Published online by Cambridge University Press: 12 January 2010
THE preceding chapters have been motivated by two rather different objectives. In one sense, they have sought – particularly through the case studies – to further our understanding of a major policy issue facing contemporary China: the reform of the state industrial sector. By illustrating the depth and complexity of the problem, the analysis has attempted to present a somewhat different face of China – neither the rising economic giant nor potential economic competitor often portrayed in the West, but rather a troubled transitional nation confronting absolutely awesome obstacles in its path to development. In a second sense, these chapters have sought to provide an alternative conceptual framework for understanding postsocialist reform in general, an approach that challenges popular notions of privatization and property-rights restructuring. Yet, what really are the implications of the theoretical and descriptive threads of the study? How do they change our broader understanding of East Asian development, and our specific image of China?
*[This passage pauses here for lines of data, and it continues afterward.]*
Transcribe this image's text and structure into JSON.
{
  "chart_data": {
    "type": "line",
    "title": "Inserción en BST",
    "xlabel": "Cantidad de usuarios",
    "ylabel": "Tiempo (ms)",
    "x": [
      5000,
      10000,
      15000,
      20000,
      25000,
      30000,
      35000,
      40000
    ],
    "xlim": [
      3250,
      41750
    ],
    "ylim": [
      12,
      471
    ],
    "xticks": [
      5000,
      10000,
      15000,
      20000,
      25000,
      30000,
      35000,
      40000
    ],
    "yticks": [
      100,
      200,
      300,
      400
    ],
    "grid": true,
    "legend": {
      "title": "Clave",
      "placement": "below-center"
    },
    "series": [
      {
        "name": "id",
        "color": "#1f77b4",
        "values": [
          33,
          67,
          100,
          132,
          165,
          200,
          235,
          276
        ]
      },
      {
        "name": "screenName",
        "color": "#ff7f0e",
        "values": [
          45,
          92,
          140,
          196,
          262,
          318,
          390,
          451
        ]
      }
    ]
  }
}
THE CONSTRAINTS-BASED APPROACH
This study has made some general assumptions about economic behavior; it has assumed that, given the certain degree of freedom and autonomy that exists in any system, entrepreneurs will always rise up to capture opportunities to amass wealth and benefits. The interesting question, however, involves determining how the combination of constraints and incentives in any given system influences the form that this entrepreneurial behavior takes. Do economic producers, particularly the most entrepreneurial ones, seek personal gain through value-enhancing or, alternatively, value-subtracting means?